The Twins did just that, selecting right-hander Terry Doyle from the White Sox. On the surface, Doyle owns an impressive minor-league resume; over four seasons, he's posted a 2.94 ERA, 1.14 WHIP and 381-to-97 strikeout-to-walk ratio over 422 2/3 innings. He also excelled in the hitter-friendly Arizona Fall League this year, going 4-0 with a 1.98 ERA and 0.66 WHIP over eight starts.
Those are great numbers, but they lose much of their luster when you consider his age. Doyle pitched well enough in Double-A this season, going 7-5 with a 3.24 ERA after being promoted in May, but it was his first time reaching that level and he was 25. He turned 26 in early November and still hasn't sniffed Triple-A.
Doyle's gaudy 8.1 K/9 rate in the minors is misleading, since it is heavily weighted by his dominant efforts in the lower levels. His strikeout rate has dropped precipitously as he's climbed the minor-league ladder thanks to an arsenal that could hardly be described as dominant.

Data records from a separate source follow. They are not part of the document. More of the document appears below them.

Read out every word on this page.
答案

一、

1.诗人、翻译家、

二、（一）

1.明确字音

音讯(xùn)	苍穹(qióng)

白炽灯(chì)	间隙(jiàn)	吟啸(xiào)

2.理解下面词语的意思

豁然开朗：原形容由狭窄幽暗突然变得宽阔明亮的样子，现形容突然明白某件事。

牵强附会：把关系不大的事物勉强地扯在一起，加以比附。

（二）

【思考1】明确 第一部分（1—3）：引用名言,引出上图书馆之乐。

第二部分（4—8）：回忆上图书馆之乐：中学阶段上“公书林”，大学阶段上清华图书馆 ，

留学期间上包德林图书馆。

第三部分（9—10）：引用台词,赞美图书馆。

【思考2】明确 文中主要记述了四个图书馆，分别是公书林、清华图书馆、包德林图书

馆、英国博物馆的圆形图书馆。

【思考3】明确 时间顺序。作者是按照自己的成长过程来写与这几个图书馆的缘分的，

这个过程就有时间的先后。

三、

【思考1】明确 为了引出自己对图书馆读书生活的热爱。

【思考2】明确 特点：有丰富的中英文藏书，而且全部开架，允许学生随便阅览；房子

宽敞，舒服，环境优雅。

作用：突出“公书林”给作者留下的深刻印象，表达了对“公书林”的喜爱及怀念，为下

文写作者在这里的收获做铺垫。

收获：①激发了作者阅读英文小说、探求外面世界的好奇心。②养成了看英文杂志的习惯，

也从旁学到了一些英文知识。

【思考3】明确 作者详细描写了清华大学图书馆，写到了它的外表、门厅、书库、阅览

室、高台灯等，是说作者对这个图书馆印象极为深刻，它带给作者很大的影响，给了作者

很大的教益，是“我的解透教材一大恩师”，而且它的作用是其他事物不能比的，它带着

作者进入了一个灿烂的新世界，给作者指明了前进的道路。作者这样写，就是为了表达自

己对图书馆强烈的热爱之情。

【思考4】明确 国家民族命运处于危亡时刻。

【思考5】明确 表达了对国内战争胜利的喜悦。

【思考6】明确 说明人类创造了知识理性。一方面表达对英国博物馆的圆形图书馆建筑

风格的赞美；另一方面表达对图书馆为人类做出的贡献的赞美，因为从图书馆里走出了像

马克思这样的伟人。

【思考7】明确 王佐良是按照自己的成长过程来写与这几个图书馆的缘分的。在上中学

Kevin Goldstein, a prospect guru for Baseball Prospectus, offered the following assessment to White Sox blogger JJ Stankevitz earlier this offseason:
Big, big dude. Classic frame, but not much stuff. Upper 80s fastball that scrapes 90-92 at times, better pitch is a mid-80s cutter with some bite. Average curveball and change. He succeeds by hitting his spots and working low in the zone, but there are plenty of questions, and understandably so, about his ability to miss the bats of more advanced hitters. Perfect world is probably middle relief.Remind you of anyone? Because, to me, it sounds an awful lot like Nick Blackburn. The two share plenty of commonalities, ranging from their size (both are 6-foot-4 and around 230 lbs) to their middling stuff to their late arrival in the majors.
The best-case scenario is that Doyle develops into a Blackburn type -- a pitch-to-contact righty who peppers the edges of the strike zone with cutters and keeps the ball on the ground. One thing he's consistently done a great job of is limiting home runs, as he's allowed just 27 in 422 career innings.
Sure, it would have been nice for the Twins to take a flier on someone with higher upside, especially since they may very well have the luxury of allowing that player take his lumps in a lost season (a la Johan Santana in 2000), but there aren't many guys with big arms that are remotely close to the majors sitting outside of 40-man rosters.
Doyle has a chance to be useful next year as a long reliever and swing man, and as things currently stand he'd only be nudging a player like Anthony Swarzak or Scott Diamond off the 25-man roster.